As we noted in our earlier analysis, attackers already know secrets are on your developers’ machines, the only question is whether security teams do. The supply chain attack calendar of 2026 has been relentless. Megalodon backdoored 5,500 GitHub repositories in six hours. TrapDoor spread across npm, PyPI, and Crates.io simultaneously, planting persistence inside AI coding assistant config files. Miasma compromised 32 official Red Hat packages by abusing GitHub’s trusted publishing.

Each campaign shared the same objective: reach developer machines and harvest the credentials sitting on them. Developer workstations have become a high-value target precisely because they concentrate credentials that no perimeter control covers, shell histories, `.env` files, local caches, cloud CLI configs, and now AI agent directories.

Today, GitGuardian is addressing that gap directly with Developer Endpoint Protection: the ability to find every credential on every developer machine, built into ggshield, the CLI already deployed across the GitGuardian customer base.

What it does

Scans the full endpoint, including AI tooling. The scanning engine processes 500,000 files in under three minutes and completes subsequent scans in seconds using intelligent caching. All scanning is local. Credentials never leave the machine in clear text. Beyond traditional file paths, it covers the locations AI coding agents now write to: prompt histories, tool output logs, agent config files, and inventories of which AI tools and MCP servers are running on each machine, surfacing unauthorized or potentially malicious MCPs before they can exfiltrate data.

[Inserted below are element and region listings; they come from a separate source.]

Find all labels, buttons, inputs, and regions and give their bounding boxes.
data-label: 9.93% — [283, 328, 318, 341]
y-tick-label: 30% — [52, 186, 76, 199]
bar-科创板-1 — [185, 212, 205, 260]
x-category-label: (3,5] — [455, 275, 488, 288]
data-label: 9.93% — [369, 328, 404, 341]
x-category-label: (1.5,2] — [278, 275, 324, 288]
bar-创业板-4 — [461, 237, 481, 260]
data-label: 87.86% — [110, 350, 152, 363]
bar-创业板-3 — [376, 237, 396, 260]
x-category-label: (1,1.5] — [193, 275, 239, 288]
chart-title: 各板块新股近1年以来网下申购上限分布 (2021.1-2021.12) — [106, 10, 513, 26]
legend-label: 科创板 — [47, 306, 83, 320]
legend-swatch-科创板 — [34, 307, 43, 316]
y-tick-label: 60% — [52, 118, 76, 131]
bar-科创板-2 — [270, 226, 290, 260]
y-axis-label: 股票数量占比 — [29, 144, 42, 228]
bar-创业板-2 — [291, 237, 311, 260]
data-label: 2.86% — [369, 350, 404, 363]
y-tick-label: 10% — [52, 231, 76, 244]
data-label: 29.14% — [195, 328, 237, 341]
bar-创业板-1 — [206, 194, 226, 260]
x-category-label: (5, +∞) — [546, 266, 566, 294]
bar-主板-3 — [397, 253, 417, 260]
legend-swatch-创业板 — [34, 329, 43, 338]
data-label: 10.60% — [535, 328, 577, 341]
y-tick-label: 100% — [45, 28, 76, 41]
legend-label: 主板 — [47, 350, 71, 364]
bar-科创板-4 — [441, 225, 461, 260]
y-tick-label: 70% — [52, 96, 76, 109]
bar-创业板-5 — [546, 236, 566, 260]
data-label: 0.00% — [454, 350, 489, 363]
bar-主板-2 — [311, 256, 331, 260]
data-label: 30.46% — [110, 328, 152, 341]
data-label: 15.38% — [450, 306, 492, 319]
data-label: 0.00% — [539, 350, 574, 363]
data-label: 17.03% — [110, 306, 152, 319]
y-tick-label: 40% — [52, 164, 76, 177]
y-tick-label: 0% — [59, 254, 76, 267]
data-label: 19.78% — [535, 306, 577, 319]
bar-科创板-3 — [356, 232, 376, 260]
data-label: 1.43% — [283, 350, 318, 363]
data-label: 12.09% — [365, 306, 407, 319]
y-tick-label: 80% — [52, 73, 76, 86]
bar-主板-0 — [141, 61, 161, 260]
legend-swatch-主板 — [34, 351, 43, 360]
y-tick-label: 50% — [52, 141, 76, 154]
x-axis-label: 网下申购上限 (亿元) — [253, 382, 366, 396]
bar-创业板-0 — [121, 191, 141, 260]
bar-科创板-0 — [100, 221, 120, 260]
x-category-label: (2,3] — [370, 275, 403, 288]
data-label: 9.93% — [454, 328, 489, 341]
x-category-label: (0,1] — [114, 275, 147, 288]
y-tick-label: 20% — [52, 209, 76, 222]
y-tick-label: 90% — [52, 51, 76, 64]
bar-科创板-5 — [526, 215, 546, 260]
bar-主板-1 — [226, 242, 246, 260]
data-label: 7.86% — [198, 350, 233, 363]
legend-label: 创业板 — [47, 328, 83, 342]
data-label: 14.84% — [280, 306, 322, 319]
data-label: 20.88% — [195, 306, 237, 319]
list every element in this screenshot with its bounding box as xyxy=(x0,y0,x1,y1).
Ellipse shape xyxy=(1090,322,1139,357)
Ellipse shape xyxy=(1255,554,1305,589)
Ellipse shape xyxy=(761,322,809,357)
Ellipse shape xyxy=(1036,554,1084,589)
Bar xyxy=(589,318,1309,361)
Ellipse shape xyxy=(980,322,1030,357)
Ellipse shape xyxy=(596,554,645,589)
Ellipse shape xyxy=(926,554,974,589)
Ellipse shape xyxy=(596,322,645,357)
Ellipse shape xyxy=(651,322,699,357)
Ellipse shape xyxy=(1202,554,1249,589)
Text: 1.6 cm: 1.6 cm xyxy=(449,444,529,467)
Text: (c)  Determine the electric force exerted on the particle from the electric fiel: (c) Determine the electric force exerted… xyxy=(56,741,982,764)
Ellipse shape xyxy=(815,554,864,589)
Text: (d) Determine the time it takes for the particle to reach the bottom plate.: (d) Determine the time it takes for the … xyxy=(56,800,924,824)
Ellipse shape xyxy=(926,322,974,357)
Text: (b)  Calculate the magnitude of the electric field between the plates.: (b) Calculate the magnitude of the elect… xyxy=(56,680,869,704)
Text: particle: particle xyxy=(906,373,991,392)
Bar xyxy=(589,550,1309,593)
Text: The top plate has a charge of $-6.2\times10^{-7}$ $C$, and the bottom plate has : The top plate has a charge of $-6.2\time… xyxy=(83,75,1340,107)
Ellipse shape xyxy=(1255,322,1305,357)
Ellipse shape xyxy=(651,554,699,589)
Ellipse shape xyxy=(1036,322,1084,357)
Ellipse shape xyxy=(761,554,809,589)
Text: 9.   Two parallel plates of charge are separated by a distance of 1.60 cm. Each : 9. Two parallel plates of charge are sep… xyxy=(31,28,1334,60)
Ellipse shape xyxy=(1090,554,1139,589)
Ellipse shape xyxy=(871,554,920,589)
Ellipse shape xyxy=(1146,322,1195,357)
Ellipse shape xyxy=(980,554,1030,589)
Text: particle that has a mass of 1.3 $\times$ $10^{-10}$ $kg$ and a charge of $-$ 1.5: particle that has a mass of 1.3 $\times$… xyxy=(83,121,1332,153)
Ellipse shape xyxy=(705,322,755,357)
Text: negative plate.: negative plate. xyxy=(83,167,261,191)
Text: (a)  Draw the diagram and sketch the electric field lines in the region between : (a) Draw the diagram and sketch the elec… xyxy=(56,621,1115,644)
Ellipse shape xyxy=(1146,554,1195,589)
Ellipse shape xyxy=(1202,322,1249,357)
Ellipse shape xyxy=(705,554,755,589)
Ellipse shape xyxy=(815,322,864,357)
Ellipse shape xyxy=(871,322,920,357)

Detects live attacks with honeytokens. Honeytokens placed on developer machines fire the moment an infostealer validates one of those credentials. Instead of discovering a breach weeks later in a log review, security teams get attribution-rich alerts in real time, before the credential is used.

Feeds into the broader platform. Endpoint findings surface directly in the GitGuardian dashboard alongside vault, repository, and cloud data, connecting endpoint exposure to the NHI governance and secrets security workflows teams already use. When an incident lands, teams can answer immediately: what was on this machine, what services does it reach, and what needs to be revoked first.

Designed for enterprise deployment

Developer Endpoint Protection is built for organizations that need more than a proof of concept. It supports MDM-based rollout via Intune and Jamf, structured output forwarding to SIEM, API-based data retrieval, configurable exclusions with CPU and memory limiting, and cross-platform coverage across Windows, Linux, and macOS. Because it extends ggshield rather than introducing a new tool, teams already using GitGuardian for pre-commit hooks and CI/CD scanning can deploy without adding another agent or workflow.

Why now

Supply chain attackers have already updated their model. Machine identities and developer machine credentials are a primary objective, not an afterthought. Megalodon, TrapDoor, Miasma, and the campaigns that preceded them, including Shai-Hulud and NX, all demonstrate the same calculus: compromising one developer machine or CI workflow is often enough to reach production credentials, repository access, and cloud environments in a single step.

AppSec programs that stop their visibility at repositories and CI pipelines are working with an incomplete map of where credentials actually live. Developer Endpoint Protection is how GitGuardian extends that map to the machines themselves.

Developer endpoints are the most under-monitored surface in secrets security. The organizations that know what credentials are on their fleet recover faster when the next campaign lands. The ones that don’t find out during the breach.